Quando viu Song Xun e os dois assistentes partirem, o coração de Shen Rujing finalmente se acalmou, e sua mente, antes em branco, voltou a funcionar. Respirou fundo, pegou a espátula com a mão esquerda e retomou o trabalho.
O volume desta tarefa não era dos maiores, e ela era conhecida no ramo pela rapidez e qualidade consistente. O mural redondo de 1,2 metro de diâmetro era, sem dúvida, mais leve do que aqueles de cinco ou seis metros de largura, que exigiam uma semana de trabalho.
Apesar das preocupações que a ocupavam, seus movimentos continuaram ágeis e precisos, fruto de milhares de horas de prática e experiência.
Usava a parede branca como papel, a espátula como pincel, e o gesso, mesmo irregular, obedecia docilmente ao seu comando.
Seguindo o esboço na parede, o formato da paisagem já ganhava forma sob os gestos habilidosos de Shen Rujing.
Começavam a surgir as brumas entre as montanhas, as ondulações densas e sucessivas como ondas, florestas densas e rochas dispersas.

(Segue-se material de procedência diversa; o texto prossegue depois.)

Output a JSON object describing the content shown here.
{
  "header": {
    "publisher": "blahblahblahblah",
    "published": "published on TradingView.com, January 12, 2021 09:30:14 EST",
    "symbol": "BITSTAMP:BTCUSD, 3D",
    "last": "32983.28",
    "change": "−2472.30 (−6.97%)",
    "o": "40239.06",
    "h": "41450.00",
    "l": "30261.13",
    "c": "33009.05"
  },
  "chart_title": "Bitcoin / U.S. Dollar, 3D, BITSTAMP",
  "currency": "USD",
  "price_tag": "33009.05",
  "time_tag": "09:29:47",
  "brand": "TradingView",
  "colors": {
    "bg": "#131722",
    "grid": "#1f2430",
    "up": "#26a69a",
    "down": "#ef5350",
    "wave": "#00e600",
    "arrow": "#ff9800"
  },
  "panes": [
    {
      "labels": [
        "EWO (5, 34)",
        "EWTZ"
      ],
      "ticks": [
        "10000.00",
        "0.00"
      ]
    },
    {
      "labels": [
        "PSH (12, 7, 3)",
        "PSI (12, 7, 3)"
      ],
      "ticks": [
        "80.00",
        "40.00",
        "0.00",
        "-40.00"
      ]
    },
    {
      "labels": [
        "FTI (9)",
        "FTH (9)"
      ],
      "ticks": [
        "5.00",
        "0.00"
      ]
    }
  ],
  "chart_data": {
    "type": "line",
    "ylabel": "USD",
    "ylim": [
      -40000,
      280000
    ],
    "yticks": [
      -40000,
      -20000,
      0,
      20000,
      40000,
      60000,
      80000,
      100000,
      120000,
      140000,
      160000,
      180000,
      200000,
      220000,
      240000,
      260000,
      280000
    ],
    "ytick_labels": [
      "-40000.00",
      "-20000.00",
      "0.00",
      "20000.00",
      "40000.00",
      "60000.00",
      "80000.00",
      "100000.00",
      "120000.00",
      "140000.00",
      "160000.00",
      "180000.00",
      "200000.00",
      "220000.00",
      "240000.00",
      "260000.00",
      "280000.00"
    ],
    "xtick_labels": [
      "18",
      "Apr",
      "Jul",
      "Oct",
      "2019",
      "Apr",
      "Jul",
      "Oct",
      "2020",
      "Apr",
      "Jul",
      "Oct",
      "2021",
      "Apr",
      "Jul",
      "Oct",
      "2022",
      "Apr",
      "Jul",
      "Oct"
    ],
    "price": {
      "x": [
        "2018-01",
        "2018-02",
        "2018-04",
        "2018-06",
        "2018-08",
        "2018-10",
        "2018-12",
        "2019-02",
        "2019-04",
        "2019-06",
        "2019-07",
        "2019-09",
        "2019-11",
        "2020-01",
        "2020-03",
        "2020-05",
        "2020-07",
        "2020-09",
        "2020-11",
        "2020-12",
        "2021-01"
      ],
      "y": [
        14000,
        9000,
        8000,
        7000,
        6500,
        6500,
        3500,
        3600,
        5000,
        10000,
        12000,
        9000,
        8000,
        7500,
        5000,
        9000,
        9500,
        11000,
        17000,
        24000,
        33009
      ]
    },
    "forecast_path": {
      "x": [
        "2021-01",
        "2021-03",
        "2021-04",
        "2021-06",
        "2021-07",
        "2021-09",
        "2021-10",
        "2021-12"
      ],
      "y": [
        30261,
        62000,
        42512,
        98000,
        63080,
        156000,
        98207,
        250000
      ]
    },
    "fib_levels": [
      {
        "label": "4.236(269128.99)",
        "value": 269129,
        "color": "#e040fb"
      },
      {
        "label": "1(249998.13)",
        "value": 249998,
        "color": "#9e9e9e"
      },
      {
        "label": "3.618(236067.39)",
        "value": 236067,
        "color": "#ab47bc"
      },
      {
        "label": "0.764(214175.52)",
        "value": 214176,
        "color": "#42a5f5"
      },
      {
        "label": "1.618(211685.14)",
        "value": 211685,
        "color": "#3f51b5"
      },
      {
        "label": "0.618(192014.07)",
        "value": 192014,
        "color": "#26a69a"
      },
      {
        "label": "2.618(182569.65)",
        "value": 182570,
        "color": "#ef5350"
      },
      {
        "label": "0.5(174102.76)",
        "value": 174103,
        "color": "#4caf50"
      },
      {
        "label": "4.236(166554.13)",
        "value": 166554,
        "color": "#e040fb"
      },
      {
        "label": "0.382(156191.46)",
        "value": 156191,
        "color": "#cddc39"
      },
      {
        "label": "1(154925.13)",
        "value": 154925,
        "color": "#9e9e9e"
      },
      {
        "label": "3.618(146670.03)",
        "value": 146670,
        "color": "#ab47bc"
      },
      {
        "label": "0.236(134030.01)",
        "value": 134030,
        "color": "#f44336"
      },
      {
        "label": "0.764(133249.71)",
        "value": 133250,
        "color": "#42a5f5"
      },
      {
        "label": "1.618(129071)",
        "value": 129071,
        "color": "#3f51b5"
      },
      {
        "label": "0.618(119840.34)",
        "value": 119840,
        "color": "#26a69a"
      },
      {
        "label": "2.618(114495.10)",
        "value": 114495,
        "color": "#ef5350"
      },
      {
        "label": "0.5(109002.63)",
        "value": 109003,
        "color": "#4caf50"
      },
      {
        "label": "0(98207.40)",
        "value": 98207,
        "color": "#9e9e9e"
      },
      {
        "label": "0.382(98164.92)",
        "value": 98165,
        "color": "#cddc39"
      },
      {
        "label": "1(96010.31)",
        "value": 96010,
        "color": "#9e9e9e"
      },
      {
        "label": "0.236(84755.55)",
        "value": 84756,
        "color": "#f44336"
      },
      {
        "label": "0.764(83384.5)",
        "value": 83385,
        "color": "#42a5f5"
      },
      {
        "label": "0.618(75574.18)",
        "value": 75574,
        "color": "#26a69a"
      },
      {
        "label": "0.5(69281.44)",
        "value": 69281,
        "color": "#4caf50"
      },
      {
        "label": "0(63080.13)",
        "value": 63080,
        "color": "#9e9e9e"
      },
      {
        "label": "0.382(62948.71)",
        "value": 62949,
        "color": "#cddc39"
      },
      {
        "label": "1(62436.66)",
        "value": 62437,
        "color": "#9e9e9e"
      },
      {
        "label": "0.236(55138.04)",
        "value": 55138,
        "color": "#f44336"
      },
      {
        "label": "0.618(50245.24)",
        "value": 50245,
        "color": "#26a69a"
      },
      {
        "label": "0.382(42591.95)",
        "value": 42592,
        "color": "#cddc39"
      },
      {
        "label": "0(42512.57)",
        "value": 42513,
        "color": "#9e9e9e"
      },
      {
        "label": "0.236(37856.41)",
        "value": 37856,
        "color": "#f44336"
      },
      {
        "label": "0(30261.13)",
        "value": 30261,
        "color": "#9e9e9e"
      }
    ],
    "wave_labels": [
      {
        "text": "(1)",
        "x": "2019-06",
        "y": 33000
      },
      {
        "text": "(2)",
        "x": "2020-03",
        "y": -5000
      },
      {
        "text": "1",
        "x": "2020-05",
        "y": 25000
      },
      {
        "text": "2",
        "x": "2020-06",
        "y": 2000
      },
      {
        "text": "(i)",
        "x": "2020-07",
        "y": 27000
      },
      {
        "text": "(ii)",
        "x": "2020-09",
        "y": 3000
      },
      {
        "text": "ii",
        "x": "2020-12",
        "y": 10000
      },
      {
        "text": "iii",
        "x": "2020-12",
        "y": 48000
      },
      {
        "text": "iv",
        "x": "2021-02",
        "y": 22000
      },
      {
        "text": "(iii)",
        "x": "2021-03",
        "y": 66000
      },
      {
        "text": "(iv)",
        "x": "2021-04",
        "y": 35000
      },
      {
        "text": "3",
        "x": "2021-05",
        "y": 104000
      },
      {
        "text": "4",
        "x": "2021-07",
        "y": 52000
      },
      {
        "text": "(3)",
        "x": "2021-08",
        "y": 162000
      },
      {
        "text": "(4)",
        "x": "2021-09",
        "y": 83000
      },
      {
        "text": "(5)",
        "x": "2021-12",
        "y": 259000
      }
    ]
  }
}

Depois de uma noite de trabalho, esboçou a base e as formas principais. Shen Rujing suspirou, ergueu-se e preparou-se para descer do andaime de um metro e meio.
Talvez pelo cansaço dos últimos dias, ou pela falta de cuidado ao levantar-se de repente, sentiu uma tontura e a vista escureceu. No passo seguinte, pisou em falso—
“Ah…”
O tornozelo de Shen Rujing tocou o chão frio numa posição estranha.
A dor intensa a atingiu, e o suor brotou em sua face já pálida.
Mordendo os lábios, Shen Rujing sentou-se no chão, esperando a dor amenizar.
“Machucou-se?”
Uma voz despreocupada soou atrás dela.
Assustada, Shen Rujing virou-se.
O homem parecia ter acabado de sair do banho, vestindo um roupão, os cabelos pretos ainda úmidos e levemente desalinhados. A pequena pinta no canto do olho parecia ainda mais suave sob a luz.
Era Song Xun.
Ele a observava de cima, e nos olhos arredondados e assustados da jovem, viu seu próprio reflexo.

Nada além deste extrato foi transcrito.